While Community is a show I have come to love on NBC this year, it is also something much more. I increasingly find it to be something for which I deeply yearn. I’m not entirely sure of how to define community, but it is something that I have experienced in real and profound ways at times in my life. It is also something I have felt lacking at times in my life.
I have found myself reflecting on community quite a bit today after spending time in a small Kansas town this morning talking to hospital staff about the possibility of opening an IMS clinic there. The conversation around the table was, to a small degree, about how to make sure that the clinic was a revenue producer for the hospital. It was, to a much larger degree, about how to make a difference in the community with any program that might be implemented. The Physician at the table serves on the school wellness council and was excited about connections that could exist there. One of the nurses spoke of potential community partnerships and people she knew from her church who would be interested in something like the clinic might offer. In conversation it was clear that this was a community – people worked together, went to church together, shopped for groceries together, and generally had a greater level of investment in each other’s lives than has been my experience living in suburbia these last years.

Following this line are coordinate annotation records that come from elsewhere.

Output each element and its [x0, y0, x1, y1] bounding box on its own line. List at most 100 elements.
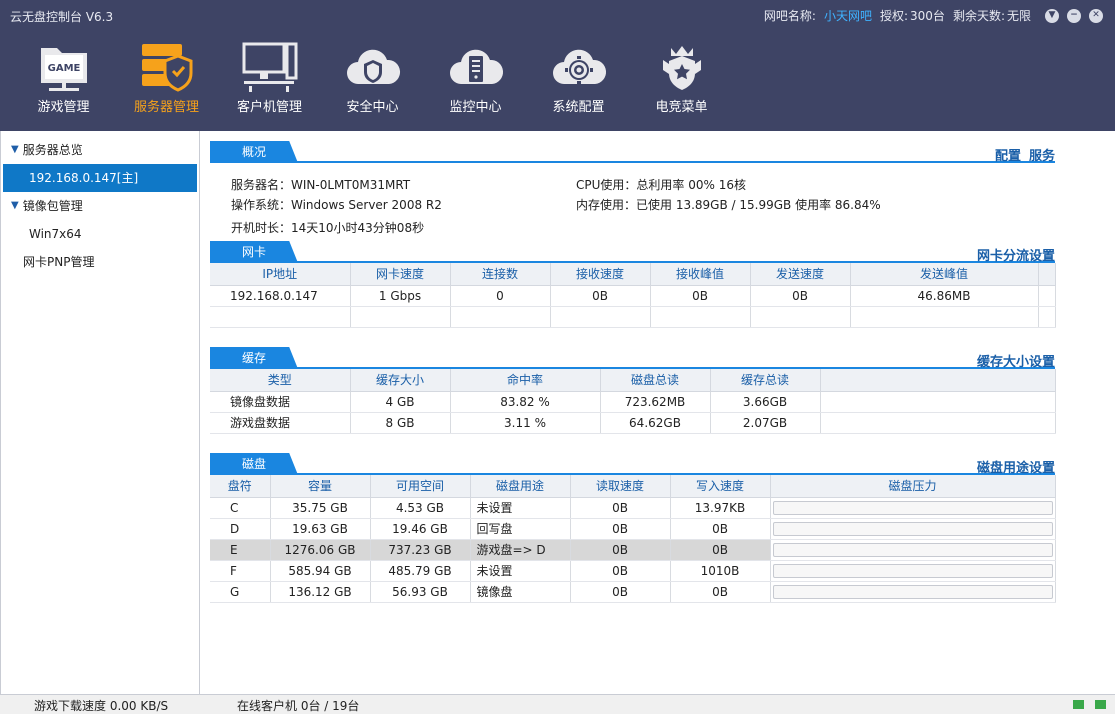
nav-label: 安全中心	[346, 100, 399, 115]
table-row[interactable]: D 19.63 GB 19.46 GB 回写盘 0B 0B	[210, 518, 1056, 540]
table-row[interactable]: F 585.94 GB 485.79 GB 未设置 0B 1010B	[210, 560, 1056, 582]
overview-links: 配置 服务	[987, 145, 1055, 164]
tree-image-management[interactable]: ▼ 镜像包管理	[1, 192, 199, 220]
esports-badge-icon	[652, 38, 712, 96]
table-header[interactable]: 接收峰值	[650, 263, 751, 286]
nav-monitor-center[interactable]: 监控中心	[424, 38, 527, 120]
expand-triangle-icon[interactable]: ▼	[11, 192, 19, 220]
table-cell: 8 GB	[350, 412, 451, 434]
sidebar-tree: ▼ 服务器总览 192.168.0.147[主] ▼ 镜像包管理 Win7x64…	[0, 131, 200, 694]
nav-system-config[interactable]: 系统配置	[527, 38, 630, 120]
table-cell	[820, 391, 1056, 413]
tab-nic[interactable]: 网卡	[210, 241, 298, 263]
table-header[interactable]: 接收速度	[550, 263, 651, 286]
nav-client-management[interactable]: 客户机管理	[218, 38, 321, 120]
disk-pressure-bar	[772, 563, 1053, 578]
close-icon[interactable]: ✕	[1089, 8, 1103, 23]
table-cell: 585.94 GB	[270, 560, 371, 582]
config-link[interactable]: 配置	[995, 149, 1021, 164]
table-cell	[770, 518, 1056, 540]
table-cell: 4 GB	[350, 391, 451, 413]
table-cell: 游戏盘=> D	[470, 539, 571, 561]
table-header[interactable]: 发送速度	[750, 263, 851, 286]
table-header[interactable]: 缓存总读	[710, 369, 821, 392]
table-cell: 0B	[570, 497, 671, 519]
table-cell: 镜像盘	[470, 581, 571, 603]
minimize-icon[interactable]: −	[1067, 8, 1081, 23]
table-row-empty	[210, 306, 1056, 328]
table-header[interactable]: 读取速度	[570, 475, 671, 498]
table-header[interactable]: 容量	[270, 475, 371, 498]
menu-dropdown-icon[interactable]: ▼	[1045, 8, 1059, 23]
tree-server-overview[interactable]: ▼ 服务器总览	[1, 136, 199, 164]
tree-server-item[interactable]: 192.168.0.147[主]	[3, 164, 197, 192]
tab-disk[interactable]: 磁盘	[210, 453, 298, 475]
table-header[interactable]: 发送峰值	[850, 263, 1039, 286]
nic-table: IP地址 网卡速度 连接数 接收速度 接收峰值 发送速度 发送峰值 192.168.0.14…	[210, 263, 1056, 328]
table-header[interactable]: 磁盘压力	[770, 475, 1056, 498]
expand-triangle-icon[interactable]: ▼	[11, 136, 19, 164]
header-info: 网吧名称: 小天网吧 授权: 300台 剩余天数: 无限 ▼ − ✕	[764, 7, 1103, 24]
tree-nic-pnp[interactable]: 网卡PNP管理	[1, 248, 199, 276]
table-cell: 56.93 GB	[370, 581, 471, 603]
table-header[interactable]: 盘符	[210, 475, 271, 498]
tree-label: 镜像包管理	[22, 199, 83, 213]
disk-section: 磁盘 磁盘用途设置 盘符 容量 可用空间 磁盘用途 读取速度 写入速度 磁盘压力 C 35.…	[210, 453, 1056, 603]
table-row[interactable]: 192.168.0.147 1 Gbps 0 0B 0B 0B 46.86MB	[210, 285, 1056, 307]
table-cell: 1010B	[670, 560, 771, 582]
table-header[interactable]: 网卡速度	[350, 263, 451, 286]
tab-cache[interactable]: 缓存	[210, 347, 298, 369]
disk-usage-settings-link[interactable]: 磁盘用途设置	[977, 457, 1055, 476]
cafe-label: 网吧名称:	[763, 9, 816, 23]
table-cell: 镜像盘数据	[210, 391, 351, 413]
table-cell: 游戏盘数据	[210, 412, 351, 434]
download-speed: 游戏下载速度 0.00 KB/S	[34, 699, 169, 713]
table-header[interactable]: 连接数	[450, 263, 551, 286]
table-cell: 0B	[670, 581, 771, 603]
table-header[interactable]: 缓存大小	[350, 369, 451, 392]
table-cell: 3.11 %	[450, 412, 601, 434]
cache-size-settings-link[interactable]: 缓存大小设置	[977, 351, 1055, 370]
top-header: 云无盘控制台 V6.3 网吧名称: 小天网吧 授权: 300台 剩余天数: 无限…	[0, 0, 1115, 131]
nav-security-center[interactable]: 安全中心	[321, 38, 424, 120]
table-row[interactable]: G 136.12 GB 56.93 GB 镜像盘 0B 0B	[210, 581, 1056, 603]
disk-pressure-bar	[772, 500, 1053, 515]
nav-label: 监控中心	[449, 100, 502, 115]
table-cell: 2.07GB	[710, 412, 821, 434]
service-link[interactable]: 服务	[1029, 149, 1055, 164]
table-header[interactable]: 命中率	[450, 369, 601, 392]
disk-table: 盘符 容量 可用空间 磁盘用途 读取速度 写入速度 磁盘压力 C 35.75 GB 4.53…	[210, 475, 1056, 603]
table-cell: 136.12 GB	[270, 581, 371, 603]
table-header[interactable]: 类型	[210, 369, 351, 392]
nav-esports-menu[interactable]: 电竞菜单	[630, 38, 733, 120]
table-row[interactable]: 镜像盘数据 4 GB 83.82 % 723.62MB 3.66GB	[210, 391, 1056, 413]
table-cell: 1 Gbps	[350, 285, 451, 307]
nav-game-management[interactable]: GAME 游戏管理	[12, 38, 115, 120]
tree-image-item[interactable]: Win7x64	[1, 220, 199, 248]
table-header[interactable]: 磁盘用途	[470, 475, 571, 498]
server-shield-icon	[137, 38, 197, 96]
table-header-filler	[820, 369, 1056, 392]
cache-table: 类型 缓存大小 命中率 磁盘总读 缓存总读 镜像盘数据 4 GB 83.82 % 723…	[210, 369, 1056, 434]
table-header[interactable]: IP地址	[210, 263, 351, 286]
status-led-icon	[1073, 700, 1084, 709]
table-cell: 0B	[670, 539, 771, 561]
table-row[interactable]: C 35.75 GB 4.53 GB 未设置 0B 13.97KB	[210, 497, 1056, 519]
table-row[interactable]: 游戏盘数据 8 GB 3.11 % 64.62GB 2.07GB	[210, 412, 1056, 434]
tab-overview[interactable]: 概况	[210, 141, 298, 163]
table-row-selected[interactable]: E 1276.06 GB 737.23 GB 游戏盘=> D 0B 0B	[210, 539, 1056, 561]
table-header[interactable]: 写入速度	[670, 475, 771, 498]
table-cell: 3.66GB	[710, 391, 821, 413]
status-bar: 游戏下载速度 0.00 KB/S 在线客户机 0台 / 19台	[0, 694, 1115, 714]
nic-split-settings-link[interactable]: 网卡分流设置	[977, 245, 1055, 264]
cafe-name[interactable]: 小天网吧	[824, 7, 872, 24]
table-header-row: IP地址 网卡速度 连接数 接收速度 接收峰值 发送速度 发送峰值	[210, 263, 1056, 286]
table-header-row: 盘符 容量 可用空间 磁盘用途 读取速度 写入速度 磁盘压力	[210, 475, 1056, 498]
table-cell: G	[210, 581, 271, 603]
table-cell	[770, 560, 1056, 582]
table-header[interactable]: 可用空间	[370, 475, 471, 498]
disk-pressure-bar	[772, 542, 1053, 557]
table-header[interactable]: 磁盘总读	[600, 369, 711, 392]
nav-server-management[interactable]: 服务器管理	[115, 38, 218, 120]
nav-label: 系统配置	[552, 100, 605, 115]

And then I begin to reflect on my experiences growing up in a small town and remember all that was frustrating and at times felt negative about people living in such close proximity and relationship to one another on so many interconnected levels. I do yearn for community. I am also cautious about some of the frustrations that I remember from small town life. And so I continue to wonder about community, what it means, and what it would look like to truly live in such relationships with others.